In 1957, Willson returned to Murano to work with the glass masters there, beginning what would become a series of annual work visits. During these work visits, Willson and a team of Italian glassworkers produced the pieces that Willson had designed since his last visit. Because of the skill and equipment necessary to make Willson’s sculptures, Murano was the only place they could be created. On a typical work trip, which lasted about six weeks, Willson and his team were able to complete about 35 to 40 sculptures, working on several simultaneously. Over the years, he worked with a number of master glassworkers who are themselves famous, including Alfredo Barbini, Pino Signoretto, Luigi Toso and Mario d’Alpoas, Loredano Rosin, Aldo Bon, Ermanno Toso, Licio Zuffi, and Elio Raffaelli as well as Egidio Costantini, founder of the Fucina degli Angeli.


Willson made his first solo exhibition of glass sculpture in 1964, at the Galleria d’Arte dell’ Opera Bevilacqua La Masa in Venice. His first solo U.S. exhibition was two years later, at the Harmon Gallery in Naples, Florida. In 1968, he had his first solo museum exhibition at the Museo Correr in Venice. In 1969, while still a faculty member at the University of Miami, Willson spent a year in Peoria, Illinois, as director of the Peoria Art Museum.

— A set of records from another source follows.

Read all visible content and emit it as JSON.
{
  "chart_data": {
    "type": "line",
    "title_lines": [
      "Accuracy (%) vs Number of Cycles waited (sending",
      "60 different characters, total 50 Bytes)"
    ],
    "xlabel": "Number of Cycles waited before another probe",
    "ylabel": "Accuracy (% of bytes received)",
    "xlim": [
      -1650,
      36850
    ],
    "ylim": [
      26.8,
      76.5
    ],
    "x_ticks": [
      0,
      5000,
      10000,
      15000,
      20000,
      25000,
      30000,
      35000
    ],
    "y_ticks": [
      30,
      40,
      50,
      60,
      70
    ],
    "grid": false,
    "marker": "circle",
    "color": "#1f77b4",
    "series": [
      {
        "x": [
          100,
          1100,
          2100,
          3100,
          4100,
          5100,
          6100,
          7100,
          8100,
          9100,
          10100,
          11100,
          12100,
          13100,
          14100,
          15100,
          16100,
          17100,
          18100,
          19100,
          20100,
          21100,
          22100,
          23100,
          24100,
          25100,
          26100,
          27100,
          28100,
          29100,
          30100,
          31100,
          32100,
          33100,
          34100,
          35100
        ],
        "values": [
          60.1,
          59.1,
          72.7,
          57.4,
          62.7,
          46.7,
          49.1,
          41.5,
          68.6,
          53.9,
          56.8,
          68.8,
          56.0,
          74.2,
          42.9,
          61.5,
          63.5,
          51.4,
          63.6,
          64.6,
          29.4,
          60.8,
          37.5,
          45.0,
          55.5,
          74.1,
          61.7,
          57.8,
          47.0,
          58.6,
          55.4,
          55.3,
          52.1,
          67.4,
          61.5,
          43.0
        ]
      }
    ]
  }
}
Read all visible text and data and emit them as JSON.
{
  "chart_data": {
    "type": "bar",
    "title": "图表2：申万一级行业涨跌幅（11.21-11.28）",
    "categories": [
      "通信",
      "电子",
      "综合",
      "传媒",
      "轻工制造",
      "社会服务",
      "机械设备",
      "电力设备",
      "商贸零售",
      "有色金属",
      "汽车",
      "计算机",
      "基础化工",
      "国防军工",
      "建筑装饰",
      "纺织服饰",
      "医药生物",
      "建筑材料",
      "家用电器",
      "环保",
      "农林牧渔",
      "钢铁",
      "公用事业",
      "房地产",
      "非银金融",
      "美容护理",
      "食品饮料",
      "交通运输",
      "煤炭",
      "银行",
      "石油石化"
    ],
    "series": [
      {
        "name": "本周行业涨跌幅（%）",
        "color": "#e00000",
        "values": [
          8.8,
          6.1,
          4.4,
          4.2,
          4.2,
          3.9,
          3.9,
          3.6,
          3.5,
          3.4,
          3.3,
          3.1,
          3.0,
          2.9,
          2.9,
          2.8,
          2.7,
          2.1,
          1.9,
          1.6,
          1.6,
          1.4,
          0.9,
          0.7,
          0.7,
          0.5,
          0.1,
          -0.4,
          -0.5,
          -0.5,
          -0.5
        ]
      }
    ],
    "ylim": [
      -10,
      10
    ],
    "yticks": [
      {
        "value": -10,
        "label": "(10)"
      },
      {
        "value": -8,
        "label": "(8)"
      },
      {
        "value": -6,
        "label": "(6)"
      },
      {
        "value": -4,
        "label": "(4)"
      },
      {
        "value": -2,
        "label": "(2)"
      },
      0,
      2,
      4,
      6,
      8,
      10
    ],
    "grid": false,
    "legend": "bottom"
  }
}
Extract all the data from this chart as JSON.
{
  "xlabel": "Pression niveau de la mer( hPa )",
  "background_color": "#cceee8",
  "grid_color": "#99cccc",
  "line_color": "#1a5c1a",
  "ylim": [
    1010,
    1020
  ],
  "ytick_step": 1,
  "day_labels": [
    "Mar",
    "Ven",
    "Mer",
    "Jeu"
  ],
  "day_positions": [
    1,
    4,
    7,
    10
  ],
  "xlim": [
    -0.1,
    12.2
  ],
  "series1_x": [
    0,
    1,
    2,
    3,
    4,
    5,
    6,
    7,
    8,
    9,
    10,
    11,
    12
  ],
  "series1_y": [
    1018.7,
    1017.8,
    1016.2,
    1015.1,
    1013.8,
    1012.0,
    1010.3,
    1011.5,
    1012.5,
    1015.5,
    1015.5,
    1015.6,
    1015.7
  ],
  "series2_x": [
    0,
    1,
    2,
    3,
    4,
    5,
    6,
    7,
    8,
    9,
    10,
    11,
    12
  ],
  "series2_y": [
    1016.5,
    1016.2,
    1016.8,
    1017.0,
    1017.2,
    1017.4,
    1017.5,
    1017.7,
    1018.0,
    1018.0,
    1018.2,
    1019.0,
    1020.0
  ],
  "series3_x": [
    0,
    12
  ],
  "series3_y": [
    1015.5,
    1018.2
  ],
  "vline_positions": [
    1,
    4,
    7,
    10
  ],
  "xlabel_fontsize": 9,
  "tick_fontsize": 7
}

In 1977, Willson retired from teaching to focus more fully on his own art. He divorced his wife Virginia in the same year, and in 1978 returned to San Antonio. In 1979, he established the Tejas Art Press, a small press devoted to Texan and Native American poetry and art.


From 1979 to 1981, Willson made annual work trips to glass studios in West Virginia, where he produced some of his smaller pieces, while continuing his trips to Venice. On May 30,1981, he married Margaret Bosshardt Pace, an accomplished watercolorist and arts activist from San Antonio. The two had joint exhibitions on occasion, and also supported a variety of museums through their philanthropic efforts.


Willson, accompanied by his wife, Margaret, continued his annual work trips to Murano through the 1980s and 1990s, until at least 1997, which earned him the nickname Sempreverde (“Evergreen”) from his Italian collaborators. During these years, his works—both watercolors and glass sculptures—were widely exhibited, particularly in Venice, as well as the southern and southwestern United States.


Willson and his wife also became patrons of the arts during these decades, donating money, their own art, and artwork by others to various museums. By the time of his death, more than 30 galleries, museums and other institutions, as well as over two hundred private collectors, had acquired his works. Willson died at his home in San Antonio on June 1, 2000, of congestive heart failure.